L’art ne serait ainsi qu’une branche de l’économie du plaisir, un « passe-temps », l’art ne serait d’autre part que la reproduction, la réduplication du monde, un monde qui, dans l’art, serait épuré, embelli, purgé de toutes ces imperfections ; l’art ne serait que cette aimable re-présentation correctrice, imitation et copie: c’est sur l’horizon de la critique de cette double réduction de l’art à l’esthétique (dans laquelle l’oeuvre n’est qu’une « machine » à émotions et une belle image du monde) que se déploie l’analyse de l’art que nous propose Heidegger.
... « un temple grec n’est à l’image de rien » ...
L’art n’est pas un miroir dressé devant le monde ; il est ce qui ouvre un monde, en rassemblant et en condensant les rapports dominants d’un peuple, pour les dévoiler dans la figure d’une « destinée ». Dans l’oeuvre d’art, c’est un monde qui apparaît et qui s’accomplit. En ce sens, l’oeuvre n’est pas une vision du monde parmi d’autres (un « média ») , le monde qu’elle éclaire, elle le fait apparaître.
Ce monde que l’oeuvre nous fait voir ne se tient que grâce à l’oeuvre qui lui donne un lieu. Ainsi, un temple grec n’est pas ce qui figurerait de façon adventice une culture, culture qui en rendrait possible l’expression ; ce temple n’est pas une figuration du monde grec parmi d’autres : c’est plutôt le monde grec qui prend figure dans le temple.
Hors de ce dévoilement de l’oeuvre, il n’y aurait qu’une opacité obscure et indifférente : nul monde, nul visage capable d’éclairer l’homme sur son destin.[1] Ainsi, dans l’oeuvre d’art, c’est un peuple qui dévoile son monde singulier, qui achève sa vérité historique.
Dévoilement d’un monde, figure de la destinée, l’oeuvre d’art fait surgir de même la Terre, qui, sans elle, demeurerait indécelable. Par le contraste de l’oeuvre, la présence et le sublime de la nature apparaissent.
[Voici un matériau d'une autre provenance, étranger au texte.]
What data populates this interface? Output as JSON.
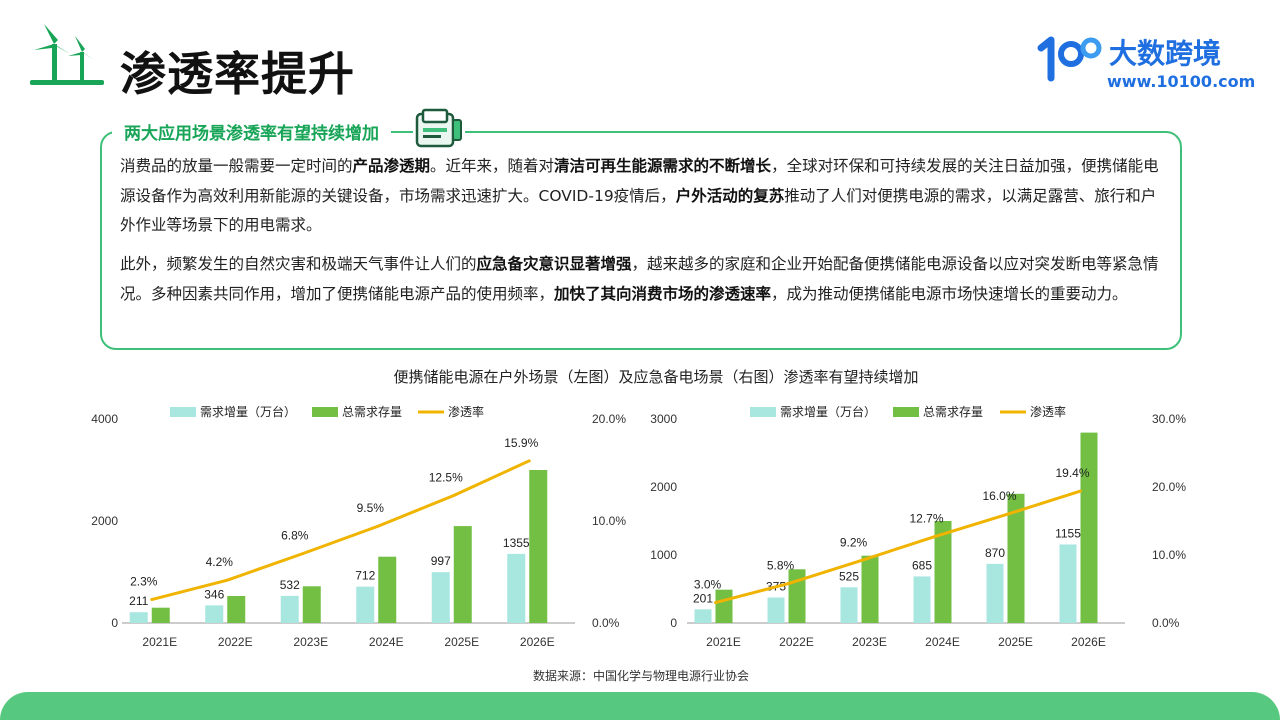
{
  "page_title": "渗透率提升",
  "brand": {
    "name": "大数跨境",
    "url": "www.10100.com"
  },
  "section_heading": "两大应用场景渗透率有望持续增加",
  "para1": {
    "t1": "消费品的放量一般需要一定时间的",
    "b1": "产品渗透期",
    "t2": "。近年来，随着对",
    "b2": "清洁可再生能源需求的不断增长",
    "t3": "，全球对环保和可持续发展的关注日益加强，便携储能电源设备作为高效利用新能源的关键设备，市场需求迅速扩大。COVID-19疫情后，",
    "b3": "户外活动的复苏",
    "t4": "推动了人们对便携电源的需求，以满足露营、旅行和户外作业等场景下的用电需求。"
  },
  "para2": {
    "t1": "此外，频繁发生的自然灾害和极端天气事件让人们的",
    "b1": "应急备灾意识显著增强",
    "t2": "，越来越多的家庭和企业开始配备便携储能电源设备以应对突发断电等紧急情况。多种因素共同作用，增加了便携储能电源产品的使用频率，",
    "b2": "加快了其向消费市场的渗透速率",
    "t3": "，成为推动便携储能电源市场快速增长的重要动力。"
  },
  "charts_title": "便携储能电源在户外场景（左图）及应急备电场景（右图）渗透率有望持续增加",
  "source": "数据来源：中国化学与物理电源行业协会",
  "colors": {
    "demand": "#a8e6e0",
    "stock": "#72bf44",
    "rate": "#f0b400",
    "accent": "#3fc07a",
    "brand": "#1f6fe0"
  },
  "chart_data": [
    {
      "type": "bar",
      "categories": [
        "2021E",
        "2022E",
        "2023E",
        "2024E",
        "2025E",
        "2026E"
      ],
      "series": [
        {
          "name": "需求增量（万台）",
          "type": "bar",
          "values": [
            211,
            346,
            532,
            712,
            997,
            1355
          ]
        },
        {
          "name": "总需求存量",
          "type": "bar",
          "values": [
            300,
            530,
            720,
            1300,
            1900,
            3000
          ]
        },
        {
          "name": "渗透率",
          "type": "line",
          "axis": "right",
          "values": [
            2.3,
            4.2,
            6.8,
            9.5,
            12.5,
            15.9
          ],
          "labels": [
            "2.3%",
            "4.2%",
            "6.8%",
            "9.5%",
            "12.5%",
            "15.9%"
          ]
        }
      ],
      "y_left": {
        "min": 0,
        "max": 4000,
        "ticks": [
          "0",
          "2000",
          "4000"
        ]
      },
      "y_right": {
        "min": 0,
        "max": 20,
        "ticks": [
          "0.0%",
          "10.0%",
          "20.0%"
        ]
      },
      "legend": "top"
    },
    {
      "type": "bar",
      "categories": [
        "2021E",
        "2022E",
        "2023E",
        "2024E",
        "2025E",
        "2026E"
      ],
      "series": [
        {
          "name": "需求增量（万台）",
          "type": "bar",
          "values": [
            201,
            375,
            525,
            685,
            870,
            1155
          ]
        },
        {
          "name": "总需求存量",
          "type": "bar",
          "values": [
            490,
            790,
            990,
            1500,
            1900,
            2800
          ]
        },
        {
          "name": "渗透率",
          "type": "line",
          "axis": "right",
          "values": [
            3.0,
            5.8,
            9.2,
            12.7,
            16.0,
            19.4
          ],
          "labels": [
            "3.0%",
            "5.8%",
            "9.2%",
            "12.7%",
            "16.0%",
            "19.4%"
          ]
        }
      ],
      "y_left": {
        "min": 0,
        "max": 3000,
        "ticks": [
          "0",
          "1000",
          "2000",
          "3000"
        ]
      },
      "y_right": {
        "min": 0,
        "max": 30,
        "ticks": [
          "0.0%",
          "10.0%",
          "20.0%",
          "30.0%"
        ]
      },
      "legend": "top"
    }
  ]
}
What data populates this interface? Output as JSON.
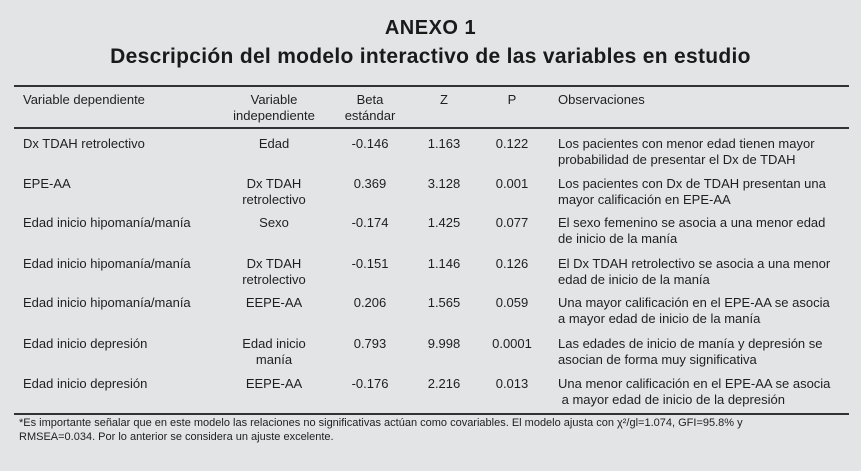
{
  "annex": {
    "title": "ANEXO 1",
    "subtitle": "Descripción del modelo interactivo de las variables en estudio"
  },
  "table": {
    "headers": [
      [
        "Variable dependiente"
      ],
      [
        "Variable",
        "independiente"
      ],
      [
        "Beta",
        "estándar"
      ],
      [
        "Z"
      ],
      [
        "P"
      ],
      [
        "Observaciones"
      ]
    ],
    "rows": [
      {
        "dependent": "Dx TDAH retrolectivo",
        "independent": [
          "Edad"
        ],
        "beta": "-0.146",
        "z": "1.163",
        "p": "0.122",
        "obs": [
          "Los pacientes con menor edad tienen mayor",
          "probabilidad de presentar el Dx de TDAH"
        ]
      },
      {
        "dependent": "EPE-AA",
        "independent": [
          "Dx TDAH",
          "retrolectivo"
        ],
        "beta": "0.369",
        "z": "3.128",
        "p": "0.001",
        "obs": [
          "Los pacientes con Dx de TDAH presentan una",
          "mayor calificación en EPE-AA"
        ]
      },
      {
        "dependent": "Edad inicio hipomanía/manía",
        "independent": [
          "Sexo"
        ],
        "beta": "-0.174",
        "z": "1.425",
        "p": "0.077",
        "obs": [
          "El sexo femenino se asocia a una menor edad",
          "de inicio de la manía"
        ]
      },
      {
        "dependent": "Edad inicio hipomanía/manía",
        "independent": [
          "Dx TDAH",
          "retrolectivo"
        ],
        "beta": "-0.151",
        "z": "1.146",
        "p": "0.126",
        "obs": [
          "El Dx TDAH retrolectivo se asocia a una menor",
          "edad de inicio de la manía"
        ]
      },
      {
        "dependent": "Edad inicio hipomanía/manía",
        "independent": [
          "EEPE-AA"
        ],
        "beta": "0.206",
        "z": "1.565",
        "p": "0.059",
        "obs": [
          "Una mayor calificación en el EPE-AA se asocia",
          "a mayor edad de inicio de la manía"
        ]
      },
      {
        "dependent": "Edad inicio depresión",
        "independent": [
          "Edad inicio",
          "manía"
        ],
        "beta": "0.793",
        "z": "9.998",
        "p": "0.0001",
        "obs": [
          "Las edades de inicio de manía y depresión se",
          "asocian de forma muy significativa"
        ]
      },
      {
        "dependent": "Edad inicio depresión",
        "independent": [
          "EEPE-AA"
        ],
        "beta": "-0.176",
        "z": "2.216",
        "p": "0.013",
        "obs": [
          "Una menor calificación en el EPE-AA se asocia",
          " a mayor edad de inicio de la depresión"
        ]
      }
    ]
  },
  "footnote": [
    "*Es importante señalar que en este modelo las relaciones no significativas actúan como covariables. El modelo ajusta con χ²/gl=1.074, GFI=95.8% y",
    "RMSEA=0.034. Por lo anterior se considera un ajuste excelente."
  ]
}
C’est le défi des formes immuables du temple qui découvre la violence démesurée de la tempête et même, pourrait-on dire, la déchaîne ; c’est la pierre polie qui fait éclater l’insoutenable clarté du feu solaire et, qui, le soir venu, se fait nuit en devenant elle-même une insondable ténèbre ; c’est sa rigidité massive, sa présence sereine qui tranchent avec les flots et les rendent si capricieux, si indomptables.
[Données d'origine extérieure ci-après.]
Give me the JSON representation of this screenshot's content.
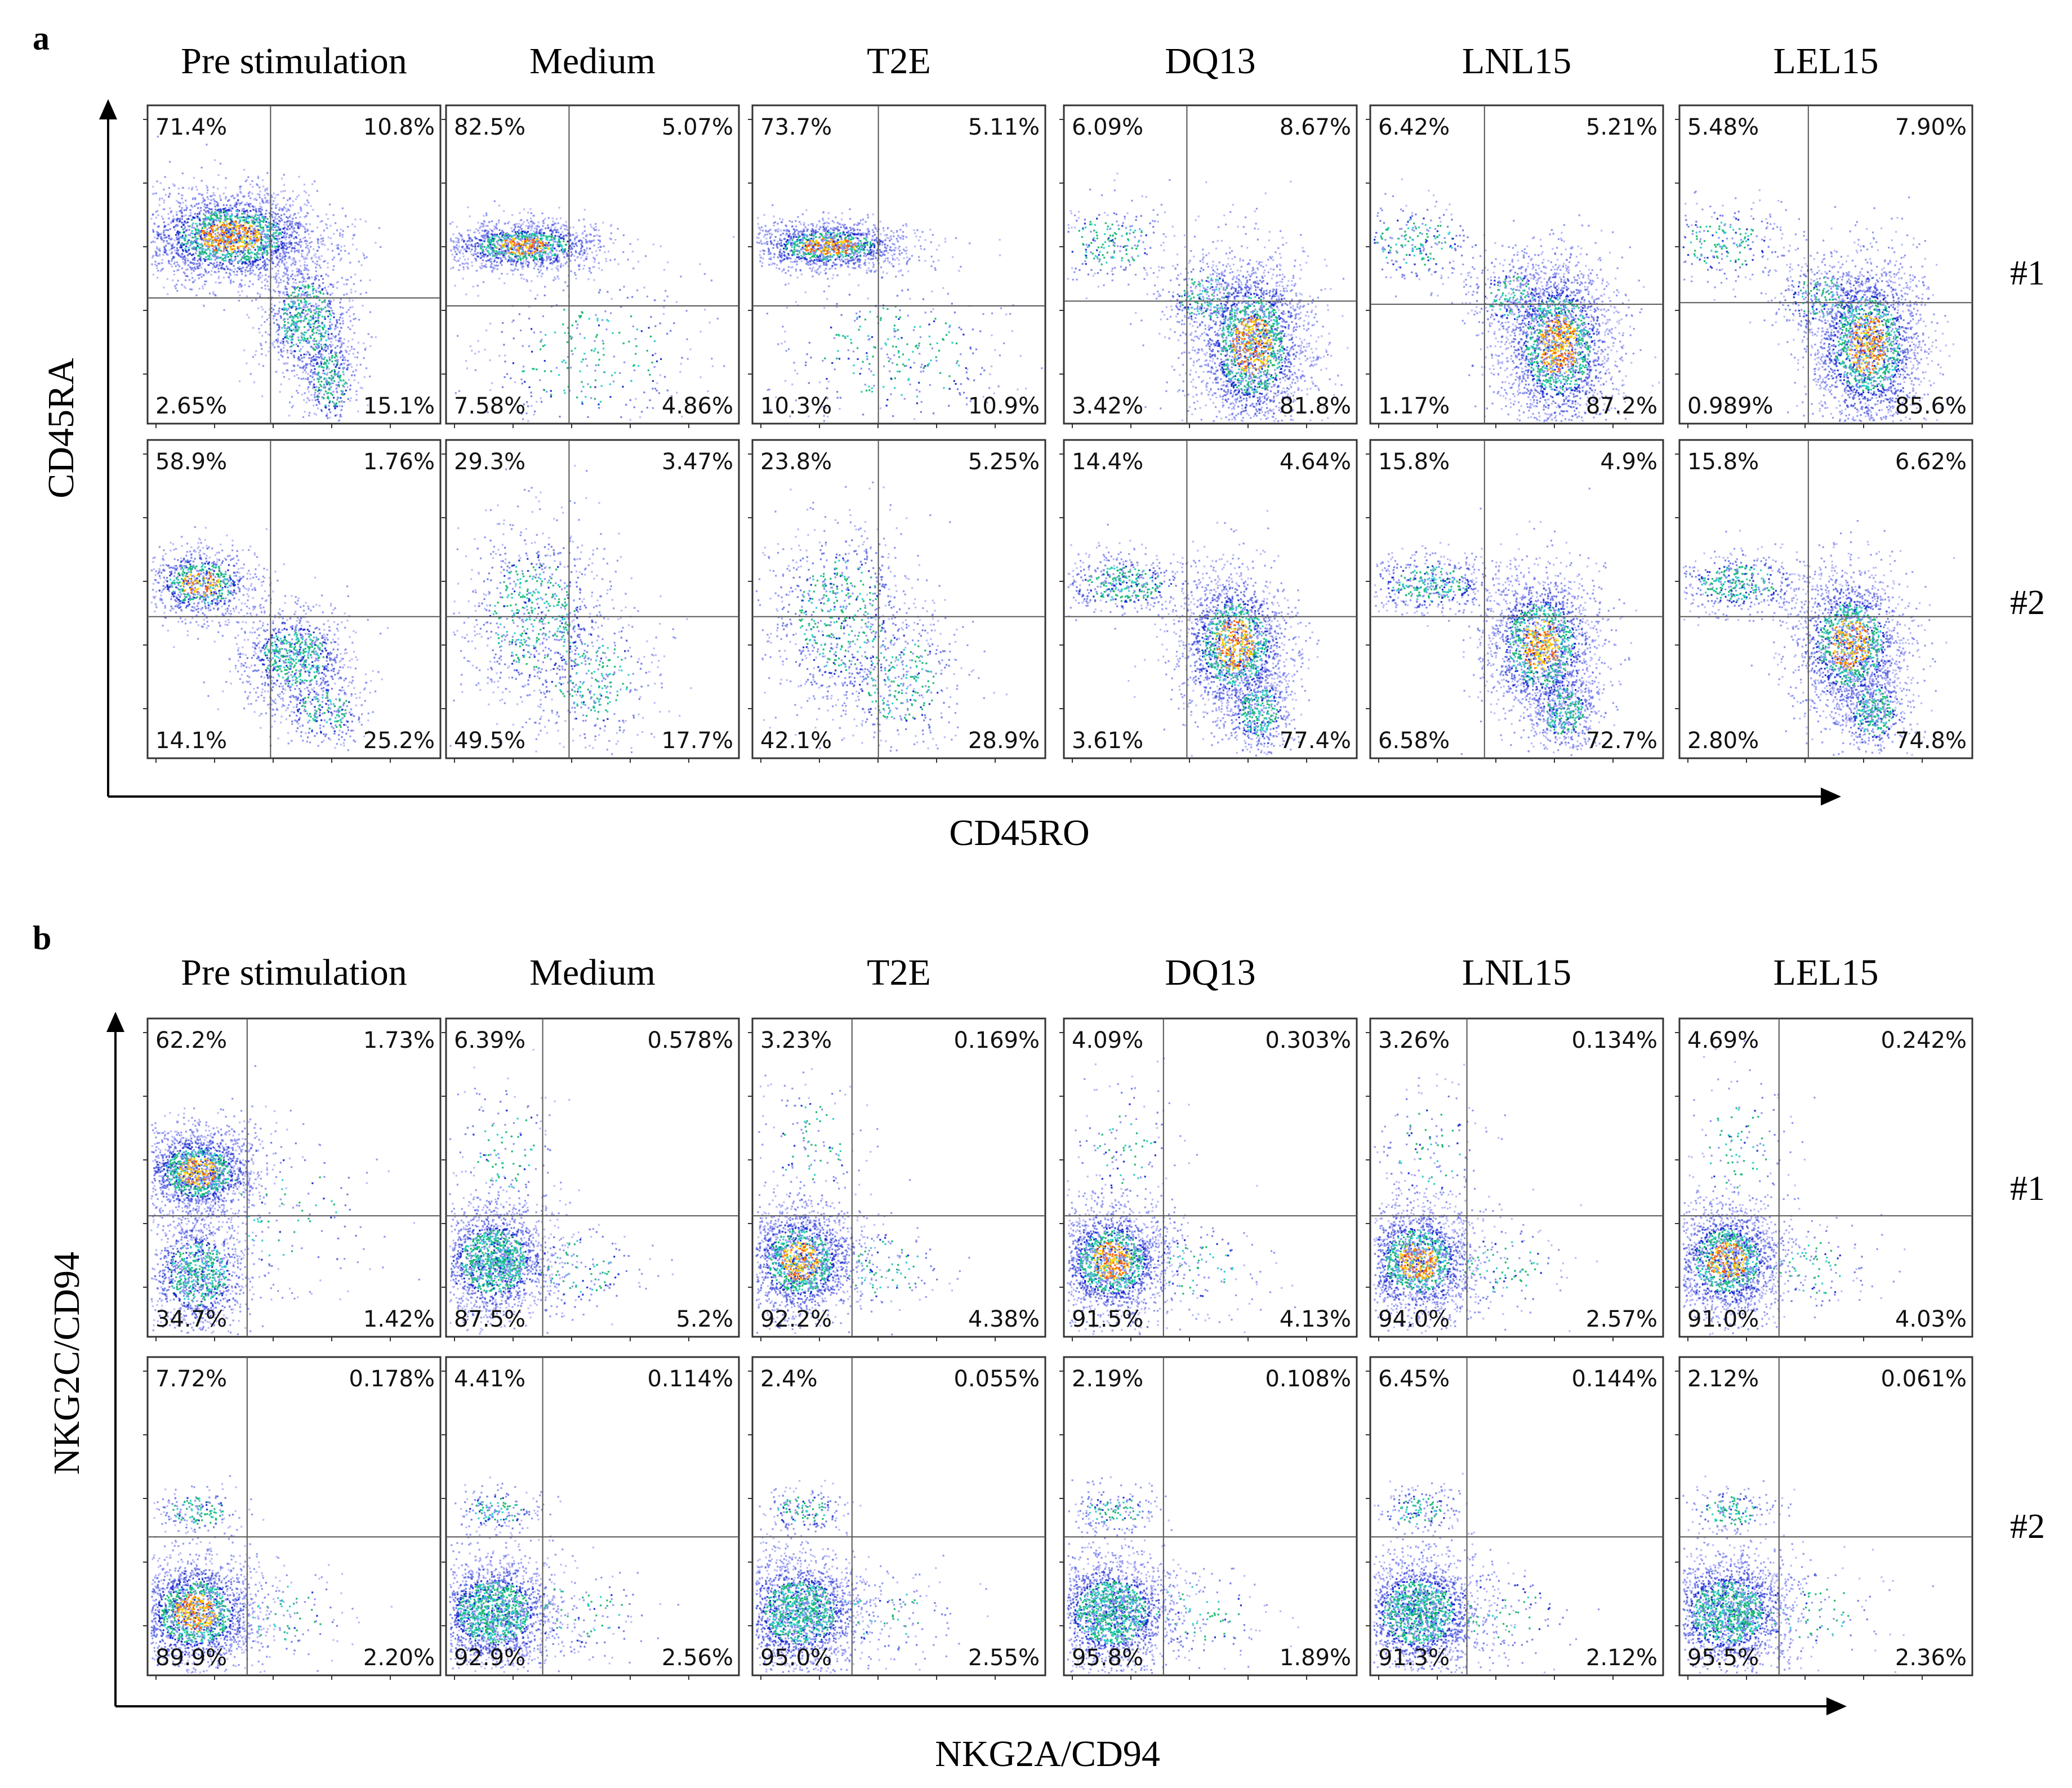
{
  "chart_data": [
    {
      "type": "scatter",
      "panel_label": "a",
      "xlabel": "CD45RO",
      "ylabel": "CD45RA",
      "columns": [
        "Pre stimulation",
        "Medium",
        "T2E",
        "DQ13",
        "LNL15",
        "LEL15"
      ],
      "rows": [
        "#1",
        "#2"
      ],
      "quadrant_order": [
        "upper-left",
        "upper-right",
        "lower-left",
        "lower-right"
      ],
      "quadrants": [
        [
          [
            "71.4%",
            "10.8%",
            "2.65%",
            "15.1%"
          ],
          [
            "82.5%",
            "5.07%",
            "7.58%",
            "4.86%"
          ],
          [
            "73.7%",
            "5.11%",
            "10.3%",
            "10.9%"
          ],
          [
            "6.09%",
            "8.67%",
            "3.42%",
            "81.8%"
          ],
          [
            "6.42%",
            "5.21%",
            "1.17%",
            "87.2%"
          ],
          [
            "5.48%",
            "7.90%",
            "0.989%",
            "85.6%"
          ]
        ],
        [
          [
            "58.9%",
            "1.76%",
            "14.1%",
            "25.2%"
          ],
          [
            "29.3%",
            "3.47%",
            "49.5%",
            "17.7%"
          ],
          [
            "23.8%",
            "5.25%",
            "42.1%",
            "28.9%"
          ],
          [
            "14.4%",
            "4.64%",
            "3.61%",
            "77.4%"
          ],
          [
            "15.8%",
            "4.9%",
            "6.58%",
            "72.7%"
          ],
          [
            "15.8%",
            "6.62%",
            "2.80%",
            "74.8%"
          ]
        ]
      ]
    },
    {
      "type": "scatter",
      "panel_label": "b",
      "xlabel": "NKG2A/CD94",
      "ylabel": "NKG2C/CD94",
      "columns": [
        "Pre stimulation",
        "Medium",
        "T2E",
        "DQ13",
        "LNL15",
        "LEL15"
      ],
      "rows": [
        "#1",
        "#2"
      ],
      "quadrant_order": [
        "upper-left",
        "upper-right",
        "lower-left",
        "lower-right"
      ],
      "quadrants": [
        [
          [
            "62.2%",
            "1.73%",
            "34.7%",
            "1.42%"
          ],
          [
            "6.39%",
            "0.578%",
            "87.5%",
            "5.2%"
          ],
          [
            "3.23%",
            "0.169%",
            "92.2%",
            "4.38%"
          ],
          [
            "4.09%",
            "0.303%",
            "91.5%",
            "4.13%"
          ],
          [
            "3.26%",
            "0.134%",
            "94.0%",
            "2.57%"
          ],
          [
            "4.69%",
            "0.242%",
            "91.0%",
            "4.03%"
          ]
        ],
        [
          [
            "7.72%",
            "0.178%",
            "89.9%",
            "2.20%"
          ],
          [
            "4.41%",
            "0.114%",
            "92.9%",
            "2.56%"
          ],
          [
            "2.4%",
            "0.055%",
            "95.0%",
            "2.55%"
          ],
          [
            "2.19%",
            "0.108%",
            "95.8%",
            "1.89%"
          ],
          [
            "6.45%",
            "0.144%",
            "91.3%",
            "2.12%"
          ],
          [
            "2.12%",
            "0.061%",
            "95.5%",
            "2.36%"
          ]
        ]
      ]
    }
  ]
}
En ce sens, l’oeuvre d’art n’est pas une chose parmi les choses, un artefact parmi d’autres ou bien un simple ouvrage qui témoignerait du génie de son auteur : bien plus qu’un produit, l’oeuvre est au contraire ce qui pro-duit l’être, ce qui fait venir un monde et une Terre à la présence, une déchirure par lequel toute chose se dévoile, se révèle, une présence qui ouvre toute présence.
« Un bâtiment, un temple grec, n’est à l’image de rien. Il est là, simplement, debout dans l’entaille de la vallée. Il renferme en l’entourant la statue du Dieu et c’est dans cette retraite qu’à travers le péristyle il laisse sa présence s’étendre à tout l’enclos sacré. Par le temple, le Dieu peut être présent dans le temple. Cette présence du Dieu est, en elle-même, le déploiement et la délimitation de l’enceinte en tant que sacrée. Le temple et son enceinte ne se perdent pas dans l’indéfini. C’est précisément l’oeuvre-temple qui dispose et ramène autour d’elle l’unité des voies et des rapports, dans lesquels naissance et mort, malheur et prospérité, victoire et défaite, endurance et ruine donnent à l’être humain la figure de sa destinée. L’ampleur ouverte de ces rapports dominants, c’est le monde de ce peuple historial. A partir d’elle et en elle, il se retrouve pour l’accomplissement de sa destinée.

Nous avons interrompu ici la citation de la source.